The obvious solution was to ask his teacher’s advice, but Schoenberg’s assistant had bluntly warned Harrison that Schoenberg absolutely refused to look at anything twelve-tone. No composer should dare approach that method, he declared, until he’d mastered conventional tonal styles. Most of his American students could not come close to meeting his high expectations; rumor among the students had it that Schoenberg on occasion had thrown out the entire class in exasperation.

Schoenberg and one of his classes

Nevertheless, at their next meeting, Harrison sat down at the piano in front of his classmates, and started to play. Schoenberg recognized at once that the piece was twelve-tone, but exclaimed, “It is good!” Harrison let out his breath as Schoenberg said, “Continue!” Harrison played as much of the troublesome movement as he’d completed, but Schoenberg was already thoroughly engaged in the piece. He immediately perceived the structure Harrison had established—and just where he’d gone wrong. “Thin out!” Schoenberg admonished. “Less! Thin! Thinner!” Schoenberg showed that the cantus firmus had to impart some structure so that the long string of whole notes did not become pointlessly plodding. He suggested adding variety by making the middle six repetitions into half notes, giving the movement an underlying ABA structure. Freed from the one-way cul-de-sac implied by an unchanging cantus firmus, Harrison suddenly saw new opportunities for variation and internal structure that would make the movement work. Ultimately Harrison’s Suite for Piano would become one of the finest of his early period.

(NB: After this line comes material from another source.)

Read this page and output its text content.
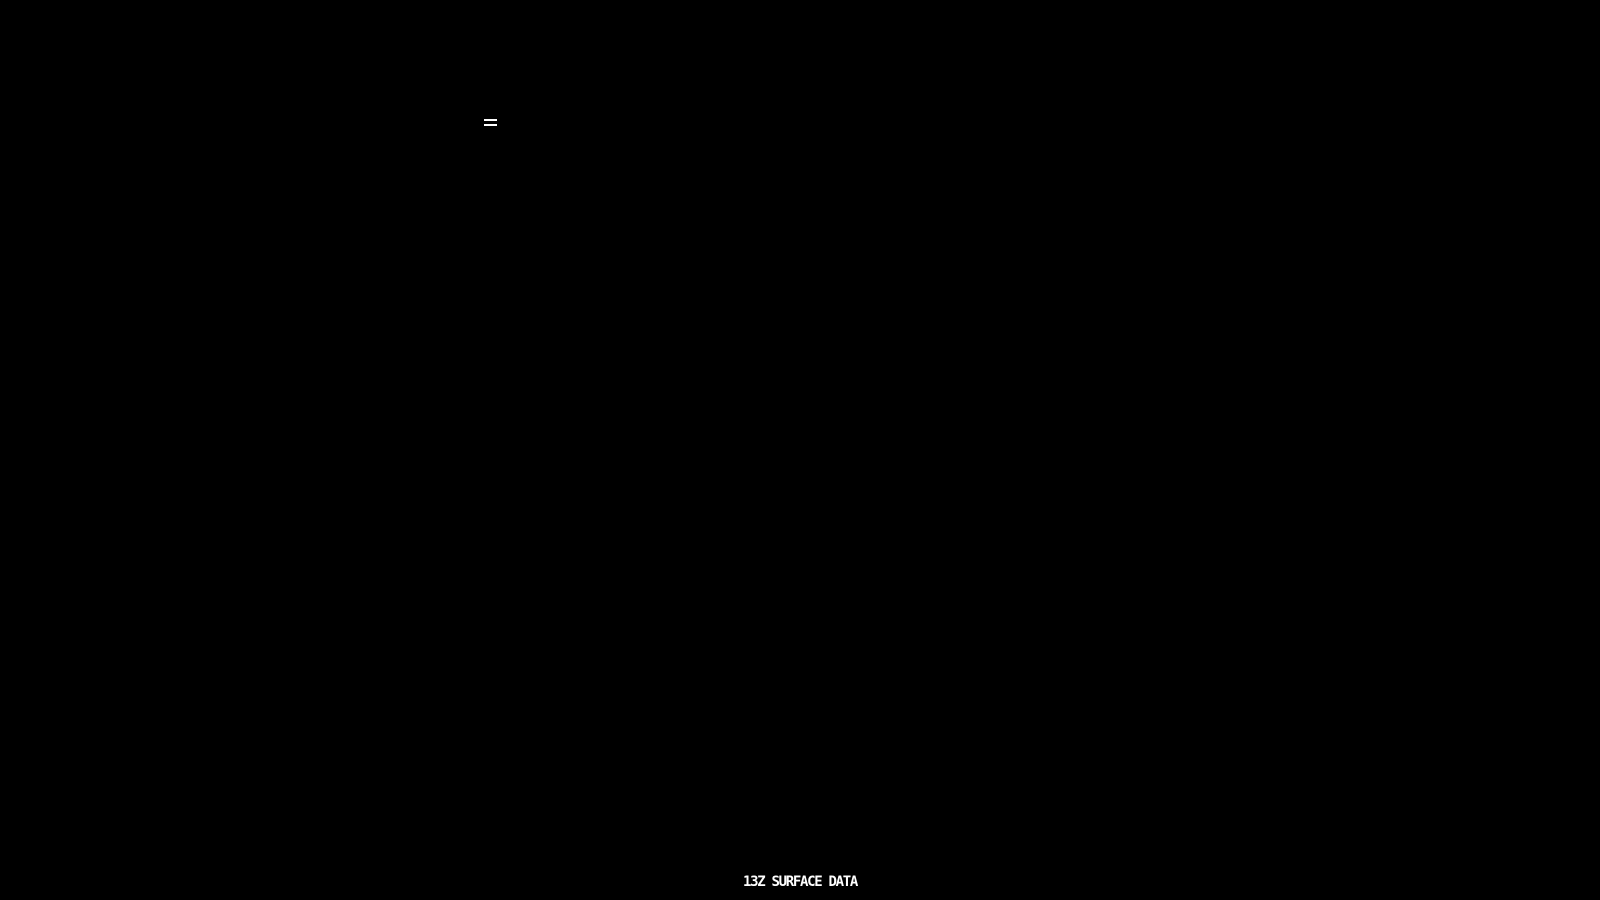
13Z SURFACE DATA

Schoenberg’s advice, Harrison later recalled, “permanently disposed of for me not only that particular difficulty but also any of the kind that I might ever encounter.” The encounter’s value to Harrison extended beyond that single piece. “Simplify,” became Schoenberg’s own cantus firmus to Harrison’s career, steering the young composer away from elaboration and complexity and toward the clarity and transparency of Mozart.